In the recent decision of Thompson v Cardel Homes Limited Partnership, 2014 ABCA 242, the Alberta Court of Appeal considered the difference between constructive dismissal and simply not renewing a fixed-term employment contract.

The employee in that case was hired as a senior executive for a two-year term and his contract was subsequently renewed for an additional year. His second fixed-term contract included a clause requiring that he receive a 12-month severance payment in the event of early termination. A month before his contract was due to end the employee was informed that it would be not renewed. The employee was also informed that he would not need to come back to work for his final month. Instead, he was told to make arrangements to pick up his personal effects from the office and that the President and CEO would be taking over his duties.

The employee sued, alleging he was terminated before the end of his contract without cause. At trial, he was awarded 12 months’ severance as was required by his contract of employment.
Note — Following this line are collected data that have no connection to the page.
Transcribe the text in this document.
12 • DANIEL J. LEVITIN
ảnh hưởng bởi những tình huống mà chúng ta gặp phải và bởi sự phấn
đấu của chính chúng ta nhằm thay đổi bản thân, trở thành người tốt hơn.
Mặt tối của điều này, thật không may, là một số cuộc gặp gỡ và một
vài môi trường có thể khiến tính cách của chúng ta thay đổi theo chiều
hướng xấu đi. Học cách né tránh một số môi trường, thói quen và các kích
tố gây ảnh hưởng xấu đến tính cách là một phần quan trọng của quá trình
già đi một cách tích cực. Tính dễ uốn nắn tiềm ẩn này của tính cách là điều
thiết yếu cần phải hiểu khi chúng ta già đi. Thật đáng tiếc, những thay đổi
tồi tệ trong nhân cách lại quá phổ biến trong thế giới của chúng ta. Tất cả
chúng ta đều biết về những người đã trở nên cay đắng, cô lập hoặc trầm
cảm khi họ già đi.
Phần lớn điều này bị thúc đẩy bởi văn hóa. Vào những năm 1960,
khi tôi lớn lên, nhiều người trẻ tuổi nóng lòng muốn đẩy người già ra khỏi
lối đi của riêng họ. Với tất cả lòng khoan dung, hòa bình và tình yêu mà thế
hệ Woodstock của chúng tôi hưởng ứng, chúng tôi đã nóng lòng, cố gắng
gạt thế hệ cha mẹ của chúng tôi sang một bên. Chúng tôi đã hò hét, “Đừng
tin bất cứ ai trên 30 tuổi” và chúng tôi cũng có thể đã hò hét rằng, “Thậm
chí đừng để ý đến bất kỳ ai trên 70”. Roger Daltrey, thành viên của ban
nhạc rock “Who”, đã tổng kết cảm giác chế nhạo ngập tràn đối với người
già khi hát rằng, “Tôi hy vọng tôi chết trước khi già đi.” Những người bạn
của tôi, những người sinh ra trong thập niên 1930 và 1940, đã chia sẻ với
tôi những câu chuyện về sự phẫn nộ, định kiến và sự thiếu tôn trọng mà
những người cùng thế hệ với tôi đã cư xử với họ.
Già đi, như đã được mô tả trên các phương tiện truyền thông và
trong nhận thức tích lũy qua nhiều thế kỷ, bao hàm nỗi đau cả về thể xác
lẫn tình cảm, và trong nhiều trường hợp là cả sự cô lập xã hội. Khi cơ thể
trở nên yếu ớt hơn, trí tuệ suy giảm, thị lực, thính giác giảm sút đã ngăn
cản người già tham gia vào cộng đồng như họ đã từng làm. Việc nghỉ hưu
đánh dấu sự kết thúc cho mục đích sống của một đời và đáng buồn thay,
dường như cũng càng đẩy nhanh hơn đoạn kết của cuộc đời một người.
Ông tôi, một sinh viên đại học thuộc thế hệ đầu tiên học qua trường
In upholding the Trial Court’s decision, the Alberta Court of Appeal held that the employer’s conduct amounted to constructive dismissal. The Court noted that the employee was not simply informed that his contract would not be renewed; rather, he was also informed that he no longer needed to attend work and that his duties would be taken over by someone else. The Court concluded that a person in the position of the employee acting reasonably would have considered themselves to have been constructively dismissed. The Court held that a contract of employment, whether for a fixed or indefinite term, is a mutual contract. As such, the Court held that a unilateral change to the contract must be consented to by both parties. In this case. The employee did not consent to the unilateral change in his employment circumstances. The Court also upheld the award of 12 months’ severance, finding that that, while the ordinary practice for the early termination of a fixed-term employment contract is to pay out the contract if it had run to its end, in this case the parties had contracted a specific payment for early termination. The Court therefore applied the contract’s termination provisions.

As this decision found, where fixed term contracts are in place, early termination can nevertheless result in constructive dismissal. Where termination provisions are in place they may be triggered by such decisions. Clear wording in the agreement would be beneficial to avoid inadvertent triggering of termination notice that well exceeds the expiry of a fixed term contract.   As well, planning the manner and timing of termination is necessary where fixed term agreements are involved to avoid unexpected outcomes as occurred in this case.